Although consumer inflation, as measured by the Consumer Price Index, slowed in July, it also has now been above 2 percent annually for longer than any time since 2012.
Core inflation, the less volatile gauge of price increases that strips out food and energy prices, is at 1.9 percent year over year, up from 1.6 percent in January.
Core inflation would have been lower, thanks to the falling price of gasoline and other forms of energy, if not for high food price hikes in the month. For the year, food prices are up 2.5 percent.
Overall, Tuesday's report will likely be taken by Janet Yellen and Federal Reserve officials as a sign that their efforts to lift the inflation rate through monetary stimulus are working. Their latest projections had inflation rising to roughly 1.5-1.7 percent only by the end of the year.

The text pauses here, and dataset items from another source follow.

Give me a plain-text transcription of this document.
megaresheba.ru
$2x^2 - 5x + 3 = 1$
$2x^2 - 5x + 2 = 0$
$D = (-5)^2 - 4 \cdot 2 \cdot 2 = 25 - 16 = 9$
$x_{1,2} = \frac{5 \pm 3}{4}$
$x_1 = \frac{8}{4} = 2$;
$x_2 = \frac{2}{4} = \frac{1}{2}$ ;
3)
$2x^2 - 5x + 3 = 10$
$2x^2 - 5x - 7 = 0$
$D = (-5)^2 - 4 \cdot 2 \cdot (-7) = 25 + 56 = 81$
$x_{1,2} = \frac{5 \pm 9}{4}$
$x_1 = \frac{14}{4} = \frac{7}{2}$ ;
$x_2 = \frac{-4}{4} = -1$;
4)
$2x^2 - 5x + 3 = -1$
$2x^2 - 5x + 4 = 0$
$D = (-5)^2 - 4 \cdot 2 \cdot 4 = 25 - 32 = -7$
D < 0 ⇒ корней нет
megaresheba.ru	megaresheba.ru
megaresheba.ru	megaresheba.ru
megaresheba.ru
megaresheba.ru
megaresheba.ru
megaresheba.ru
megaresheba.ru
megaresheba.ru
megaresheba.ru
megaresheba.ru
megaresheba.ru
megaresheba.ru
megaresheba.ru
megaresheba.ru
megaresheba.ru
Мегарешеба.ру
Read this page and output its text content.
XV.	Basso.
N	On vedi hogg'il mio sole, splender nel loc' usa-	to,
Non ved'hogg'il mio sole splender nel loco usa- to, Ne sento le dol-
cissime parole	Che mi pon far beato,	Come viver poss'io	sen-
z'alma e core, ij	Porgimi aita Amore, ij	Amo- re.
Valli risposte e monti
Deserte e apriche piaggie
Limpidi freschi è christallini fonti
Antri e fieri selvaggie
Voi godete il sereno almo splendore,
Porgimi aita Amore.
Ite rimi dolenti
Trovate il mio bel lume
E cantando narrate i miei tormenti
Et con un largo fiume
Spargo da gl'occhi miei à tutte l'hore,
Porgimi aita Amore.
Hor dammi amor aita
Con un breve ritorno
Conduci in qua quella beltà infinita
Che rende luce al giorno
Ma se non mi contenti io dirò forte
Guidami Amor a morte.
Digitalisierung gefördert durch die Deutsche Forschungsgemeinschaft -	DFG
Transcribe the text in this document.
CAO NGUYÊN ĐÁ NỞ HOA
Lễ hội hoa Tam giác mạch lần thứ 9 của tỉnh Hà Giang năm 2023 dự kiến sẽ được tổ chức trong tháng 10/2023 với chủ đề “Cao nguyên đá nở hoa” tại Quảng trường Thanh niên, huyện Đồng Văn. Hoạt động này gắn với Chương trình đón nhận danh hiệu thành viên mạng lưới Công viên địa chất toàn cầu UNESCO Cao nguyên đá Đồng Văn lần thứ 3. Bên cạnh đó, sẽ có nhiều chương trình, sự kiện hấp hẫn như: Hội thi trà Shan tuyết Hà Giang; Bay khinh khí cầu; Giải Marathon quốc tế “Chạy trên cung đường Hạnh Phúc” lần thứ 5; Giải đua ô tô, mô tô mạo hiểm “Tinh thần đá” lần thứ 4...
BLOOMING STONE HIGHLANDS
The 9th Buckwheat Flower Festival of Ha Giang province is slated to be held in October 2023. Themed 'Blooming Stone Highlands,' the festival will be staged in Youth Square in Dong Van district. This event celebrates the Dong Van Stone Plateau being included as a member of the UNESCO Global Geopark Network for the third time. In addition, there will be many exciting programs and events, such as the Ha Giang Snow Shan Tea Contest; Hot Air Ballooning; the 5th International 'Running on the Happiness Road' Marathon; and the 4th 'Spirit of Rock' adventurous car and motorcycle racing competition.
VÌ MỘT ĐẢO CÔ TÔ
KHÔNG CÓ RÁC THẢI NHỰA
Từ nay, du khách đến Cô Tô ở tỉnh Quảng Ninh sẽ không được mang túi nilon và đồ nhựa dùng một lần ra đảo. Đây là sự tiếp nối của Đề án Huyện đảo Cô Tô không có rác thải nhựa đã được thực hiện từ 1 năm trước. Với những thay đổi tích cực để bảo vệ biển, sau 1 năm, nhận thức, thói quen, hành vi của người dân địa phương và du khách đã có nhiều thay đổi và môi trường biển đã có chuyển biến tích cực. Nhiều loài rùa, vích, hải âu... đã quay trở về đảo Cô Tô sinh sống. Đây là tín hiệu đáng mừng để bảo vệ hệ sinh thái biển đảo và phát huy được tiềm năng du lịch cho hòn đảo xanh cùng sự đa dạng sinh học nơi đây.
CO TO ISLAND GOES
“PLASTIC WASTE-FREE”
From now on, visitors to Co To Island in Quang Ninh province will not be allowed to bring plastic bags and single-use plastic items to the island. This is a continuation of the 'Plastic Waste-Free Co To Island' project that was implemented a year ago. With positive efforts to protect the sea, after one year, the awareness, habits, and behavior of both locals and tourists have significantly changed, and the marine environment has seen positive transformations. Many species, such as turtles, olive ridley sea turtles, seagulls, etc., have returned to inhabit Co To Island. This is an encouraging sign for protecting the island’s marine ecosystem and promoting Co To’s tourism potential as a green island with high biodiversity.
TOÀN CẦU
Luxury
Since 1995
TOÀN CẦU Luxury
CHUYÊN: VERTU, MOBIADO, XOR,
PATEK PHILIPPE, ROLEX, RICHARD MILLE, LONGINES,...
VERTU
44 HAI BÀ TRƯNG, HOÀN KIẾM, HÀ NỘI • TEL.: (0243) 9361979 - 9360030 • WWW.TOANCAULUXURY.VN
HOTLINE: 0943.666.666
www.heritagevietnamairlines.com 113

Although the CPI has been above the Fed's 2 percent target for inflation for several months, there are also signs that it might overstate the upward trend in underlying inflation. The Producer Price Index, a measure of inflation based on prices received by producers, has fallen for three straight months.
And a different indicator of consumer prices, the Personal Consumption Expenditures Index, also fell in the latest reading. The Fed and many economists view the PCE index as more accurate than the CPI, and it has not hit the Fed's 2 percent goal.
Meanwhile, inflation expectations for the next 10 years based on surveys of economic forecasters and bond market prices remain steady and low at 1.9 percent, according to the Federal Reserve Bank of Cleveland.